President Biden signed a new executive order (EO) today that looks to strengthen the cybersecurity of our nation’s ports, as well as bolster maritime cybersecurity and supply chains more generally.
The EO will expand the authority of the Department of Homeland Security (DHS) – which houses the U.S. Coast Guard – to directly respond to maritime cybersecurity threats.
“That includes through establishing new cybersecurity minimum standards to lock the digital doors of American ports, networks, and systems,” said Anne Neuberger, the White House’s deputy national security advisor for cyber and emerging technologies, today during a press conference on the EO.
“Now, the U.S. Coast Guard will have the express authority to respond to malicious cyber activity in the nation’s marine transportation system by requiring vessels and waterfront facilities to address cyber risks that could endanger the safety of vessels, facilities, or harbors,” Neuberger explained.
Additionally, the Coast Guard will now have the authority to inspect and control the movement of vessels that pose a known or suspected cyber threat to U.S. maritime infrastructure.

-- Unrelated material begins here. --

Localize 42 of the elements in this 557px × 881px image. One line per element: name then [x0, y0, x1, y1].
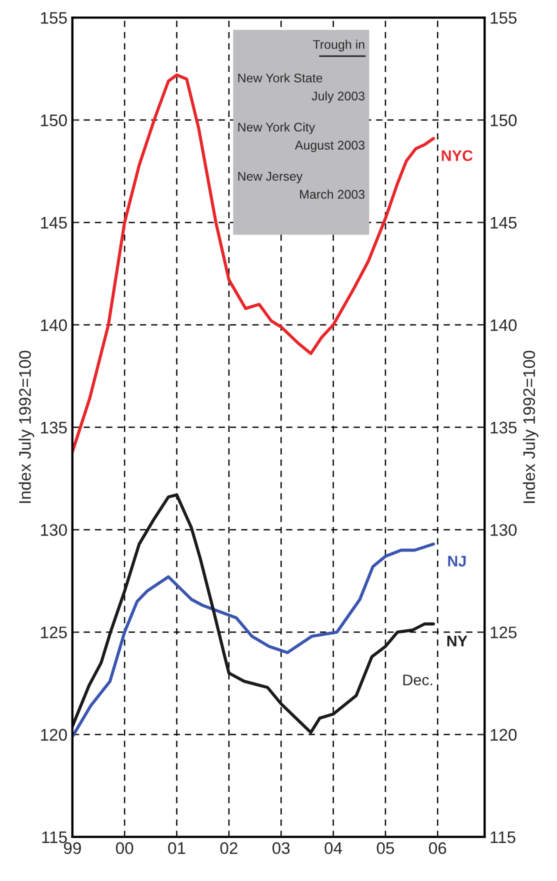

The executive order also mandates the reporting of cyber incidents or active cyber threats endangering any vessel, harbor, port, or waterfront facility. According to the text of the EO, these incidents will need to be reported immediately to authorities, including the FBI and the Cybersecurity and Infrastructure Security Agency (CISA).
In concert with the EO, the Coast Guard has also issued a notice of proposed rulemaking on cybersecurity, which aims to establish minimum cybersecurity requirements to best manage maritime cyber threats.
The Coast Guard also plans to announce a new maritime security director on cyber risk management actions.
As part of today’s announcements, the Biden administration said it will dedicate $20 billion to strengthen U.S. port infrastructure, including cranes, over the next five years through the Investing in America Agenda.
“The actions announced today are critical to improving the safety and security of our Maritime Transportation System,” National Cyber Director Harry Coker said at today’s press conference. “The cybersecurity challenges that we face as a nation are real, and the cyber threats to the port facilities and our maritime transportation network are substantial and growing.”
Coker noted that these announcements look to address the “unacceptable” cyber risks posed by the People’s Republic of China (PRC) to U.S. critical infrastructure.
Earlier this month, Federal agencies issued an urgent call for mitigations after alerting that a PRC state-sponsored cyber actor known as Volt Typhoon has been infiltrating U.S. critical infrastructure provider networks for years in preparation for future cyberattacks.
“We often talk about critical infrastructure – the systems that are vital to our way of life. Today, we are reaffirming that protection of our nation’s ports from physical and cyber risk is a matter of national security,” Coker said. “And the Coast Guard will now have the authorities it needs to protect the maritime entryways to our great nation.”